They stayed on the first floor, but wound up in a small back sitting room with tall, arched windows where the rain pattered steadily. There was a low couch, not too ruined from the damp yet, and Lance laid her down on it like she was a swooning princess.
She sat up the moment he stepped back, and got a stern finger shoved in her face.
“Donotget up.”
She offered him her most mulish look, still quailing inside at the sight of his fury. “I’m not an invalid. I only blacked out for a second.”
“He almost snapped your neck!” he roared.
The shout echoed off the walls, the floor; boomed back from the high, moldy ceilings.
Mrs. Avery muttered a quiet curse and slipped out, closing the door on them.
Lance bared his teeth in a silent snarl, and then started pacing. Pushing his hands roughly through his hair, tugging at it where it was longer on top.
Rose took a breath.
“No, shut up,” he snapped, and continued to pace. “You don’t – You can’t–” He halted, and stood a moment, hands linked together over the top of his head, chest heaving as he fought to catch his breath. Not from exertion, but from emotion. From anger. He was so furious with her…
But then he turned his head, and their gazes locked, and it wasn’t fury she saw burning in his dark eyes.
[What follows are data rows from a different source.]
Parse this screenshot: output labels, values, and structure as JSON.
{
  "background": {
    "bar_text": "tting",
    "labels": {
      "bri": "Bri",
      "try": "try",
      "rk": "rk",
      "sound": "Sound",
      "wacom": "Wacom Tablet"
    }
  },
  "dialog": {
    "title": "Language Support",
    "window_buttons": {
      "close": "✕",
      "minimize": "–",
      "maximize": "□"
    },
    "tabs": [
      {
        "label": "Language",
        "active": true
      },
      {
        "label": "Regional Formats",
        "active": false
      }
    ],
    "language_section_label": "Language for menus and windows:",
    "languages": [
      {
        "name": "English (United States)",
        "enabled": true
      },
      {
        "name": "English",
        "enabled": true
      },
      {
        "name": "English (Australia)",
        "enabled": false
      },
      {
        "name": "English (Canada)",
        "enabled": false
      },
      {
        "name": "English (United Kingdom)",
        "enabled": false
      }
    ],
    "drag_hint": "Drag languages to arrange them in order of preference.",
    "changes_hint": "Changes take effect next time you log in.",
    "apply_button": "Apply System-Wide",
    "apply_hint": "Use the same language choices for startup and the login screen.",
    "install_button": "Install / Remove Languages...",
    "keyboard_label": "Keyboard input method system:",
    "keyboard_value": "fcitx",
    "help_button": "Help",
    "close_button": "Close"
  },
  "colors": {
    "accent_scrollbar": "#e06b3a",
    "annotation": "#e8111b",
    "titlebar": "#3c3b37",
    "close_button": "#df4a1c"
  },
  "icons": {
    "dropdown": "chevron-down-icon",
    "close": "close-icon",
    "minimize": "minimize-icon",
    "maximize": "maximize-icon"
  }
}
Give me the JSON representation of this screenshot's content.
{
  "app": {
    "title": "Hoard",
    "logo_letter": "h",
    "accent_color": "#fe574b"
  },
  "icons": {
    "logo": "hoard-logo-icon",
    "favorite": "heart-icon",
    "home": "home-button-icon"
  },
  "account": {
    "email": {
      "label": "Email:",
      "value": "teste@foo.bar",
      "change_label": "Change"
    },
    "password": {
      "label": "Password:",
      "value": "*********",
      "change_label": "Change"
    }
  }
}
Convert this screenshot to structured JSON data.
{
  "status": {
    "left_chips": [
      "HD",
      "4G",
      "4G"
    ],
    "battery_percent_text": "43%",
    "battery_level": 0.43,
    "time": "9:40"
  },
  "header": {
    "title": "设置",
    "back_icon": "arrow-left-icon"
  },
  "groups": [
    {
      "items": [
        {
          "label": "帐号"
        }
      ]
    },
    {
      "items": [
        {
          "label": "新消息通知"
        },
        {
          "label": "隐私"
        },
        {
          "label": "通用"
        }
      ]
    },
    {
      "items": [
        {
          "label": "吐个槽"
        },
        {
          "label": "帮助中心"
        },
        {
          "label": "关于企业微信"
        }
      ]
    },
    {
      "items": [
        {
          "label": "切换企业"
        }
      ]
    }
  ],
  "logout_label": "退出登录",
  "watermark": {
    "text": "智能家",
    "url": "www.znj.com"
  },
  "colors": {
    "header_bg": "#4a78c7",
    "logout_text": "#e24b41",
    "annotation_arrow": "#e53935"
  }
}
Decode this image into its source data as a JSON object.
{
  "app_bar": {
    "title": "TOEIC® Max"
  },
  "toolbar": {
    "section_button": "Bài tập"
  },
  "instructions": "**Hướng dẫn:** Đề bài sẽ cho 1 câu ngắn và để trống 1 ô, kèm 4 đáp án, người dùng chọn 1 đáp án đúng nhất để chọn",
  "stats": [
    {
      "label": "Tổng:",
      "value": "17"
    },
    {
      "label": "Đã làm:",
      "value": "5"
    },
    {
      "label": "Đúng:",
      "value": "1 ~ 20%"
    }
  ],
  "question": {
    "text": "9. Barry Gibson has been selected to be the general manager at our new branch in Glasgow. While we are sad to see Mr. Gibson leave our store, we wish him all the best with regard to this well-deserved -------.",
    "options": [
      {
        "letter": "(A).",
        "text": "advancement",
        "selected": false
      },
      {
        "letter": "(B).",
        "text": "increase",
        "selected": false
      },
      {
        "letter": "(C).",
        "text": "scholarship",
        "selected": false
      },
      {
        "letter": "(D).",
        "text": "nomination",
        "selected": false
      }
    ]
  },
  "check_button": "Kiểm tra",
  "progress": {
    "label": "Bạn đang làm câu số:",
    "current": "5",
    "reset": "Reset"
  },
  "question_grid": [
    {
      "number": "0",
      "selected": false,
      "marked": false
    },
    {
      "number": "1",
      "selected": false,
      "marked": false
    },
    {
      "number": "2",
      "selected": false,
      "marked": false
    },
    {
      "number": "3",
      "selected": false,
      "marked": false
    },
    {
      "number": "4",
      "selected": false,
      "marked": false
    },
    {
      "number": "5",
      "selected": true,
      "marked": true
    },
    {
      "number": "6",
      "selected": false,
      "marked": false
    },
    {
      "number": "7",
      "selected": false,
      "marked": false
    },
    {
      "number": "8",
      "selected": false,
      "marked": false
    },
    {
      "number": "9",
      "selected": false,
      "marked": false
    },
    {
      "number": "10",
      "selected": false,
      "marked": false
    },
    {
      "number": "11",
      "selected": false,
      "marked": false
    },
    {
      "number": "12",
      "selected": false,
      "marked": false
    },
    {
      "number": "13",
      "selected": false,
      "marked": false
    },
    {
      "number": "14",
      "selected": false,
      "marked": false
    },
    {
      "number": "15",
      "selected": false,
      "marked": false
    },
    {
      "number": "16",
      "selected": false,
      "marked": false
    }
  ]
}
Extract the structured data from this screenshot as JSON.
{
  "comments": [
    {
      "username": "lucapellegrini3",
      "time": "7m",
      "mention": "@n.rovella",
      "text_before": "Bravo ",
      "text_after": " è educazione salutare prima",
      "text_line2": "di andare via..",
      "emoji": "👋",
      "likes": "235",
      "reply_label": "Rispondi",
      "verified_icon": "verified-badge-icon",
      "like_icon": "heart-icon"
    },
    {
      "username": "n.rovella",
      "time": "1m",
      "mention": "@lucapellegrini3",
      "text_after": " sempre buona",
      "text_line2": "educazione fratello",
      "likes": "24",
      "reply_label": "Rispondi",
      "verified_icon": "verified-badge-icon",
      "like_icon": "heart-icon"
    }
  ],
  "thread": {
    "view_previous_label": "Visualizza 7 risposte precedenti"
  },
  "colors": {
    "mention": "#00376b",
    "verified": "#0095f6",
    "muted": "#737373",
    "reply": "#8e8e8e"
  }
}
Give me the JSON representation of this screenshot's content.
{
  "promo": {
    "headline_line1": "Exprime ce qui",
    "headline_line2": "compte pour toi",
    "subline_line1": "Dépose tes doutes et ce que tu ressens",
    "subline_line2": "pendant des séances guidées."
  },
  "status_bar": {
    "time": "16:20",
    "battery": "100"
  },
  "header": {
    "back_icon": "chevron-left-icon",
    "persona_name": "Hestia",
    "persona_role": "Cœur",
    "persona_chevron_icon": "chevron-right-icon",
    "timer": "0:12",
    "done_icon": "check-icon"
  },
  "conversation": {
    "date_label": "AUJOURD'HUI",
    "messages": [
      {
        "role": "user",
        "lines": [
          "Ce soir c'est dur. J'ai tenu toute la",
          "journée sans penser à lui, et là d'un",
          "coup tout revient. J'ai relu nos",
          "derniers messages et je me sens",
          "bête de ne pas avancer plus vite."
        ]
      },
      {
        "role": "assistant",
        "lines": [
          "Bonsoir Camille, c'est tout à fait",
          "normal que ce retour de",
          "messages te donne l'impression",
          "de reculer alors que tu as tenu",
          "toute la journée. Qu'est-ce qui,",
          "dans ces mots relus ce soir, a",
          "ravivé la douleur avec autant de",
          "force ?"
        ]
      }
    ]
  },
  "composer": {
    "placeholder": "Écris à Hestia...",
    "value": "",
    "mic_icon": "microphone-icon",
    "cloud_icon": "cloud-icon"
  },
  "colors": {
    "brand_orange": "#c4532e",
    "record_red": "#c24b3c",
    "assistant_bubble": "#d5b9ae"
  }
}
Not anymore.
The weight of his helplessness, his worry, his desperation pressed her back against the sofa back. Her head hit the wooden border with a dull thump, and she winced.
His hands fell to his sides, and he took a step forward, close enough to touch her if he wanted to – but he held still, breathing, staring at her with a baffling degree of anguish. It stirred something warm and mostly-dormant in her belly, rekindled that sharp spear of want she’d felt earlier, when they were dressing, before they left.
She could resist general kindness, and a big-brotherly sort of attention. But true caring – the kind he’d been showing all along, more and more, less carefully…that she couldn’t fight. That was a black hole she wanted to fling herself into, if only to forget for a little while.
He took a deep breath, and his jaw firmed. He seemed to settle; she saw his raw expression begin to close off. “I’ve known the whole time that you have a death wish. I’ve watched you do really stupid, dangerous things – take risks none of the rest of us would. You’re good, I’ll give you that. You might be better than all of us. But tonight was the last fucking time you move without orders.”
Her whole body felt like a bruise, sensitive, her pulse throbbing through every inch.
“Is that understood?” he asked – demanded.
She swallowed. “Yes. Sir.”
He nodded, not pleased, far from satisfied, but glad of her acquiescence. He cleared his throat, and his voice came out too gruff. “Let’s look at the damage.” He pointed to his own throat. “Take that off.”
She complied without argument, unable to hide a wince as even the process of undoing the buckle tugged at her bruised neck.
He swayed a half-step closer – and then knelt down at her feet when she pulled the choker away. His eyes went to the damage, and she could only guess, based on his gaze, how bad it must already look.
“How is it?” she asked.
He wet his lips, and cleared his throat again. “There’s blood.”
“It’s his.”
“Still. It needs cleaning up. Stay here.” He stood, and looked down at her sternly. “I mean it.”
“I’ll stay.”
He lingered at the door a moment, before he finally went, and was back right away with a bowl of steaming water, and a towel.
“No showers in this dump?” she tried to tease. It would have been easier and less – intimate – than having him wash her neck.
That was what he seemed intent on doing, though, as he knelt again, easing her knees apart with a quick, non-suggestive touch of one hand so he could move in closer. He set the bowl on the sofa at her hip, and dampened the towel; wrung it out; lifted it toward her neck.
Just before the warm, damp cloth touched her skin, he reached to steady her head. He took her jaw delicately between thumb and fingertips.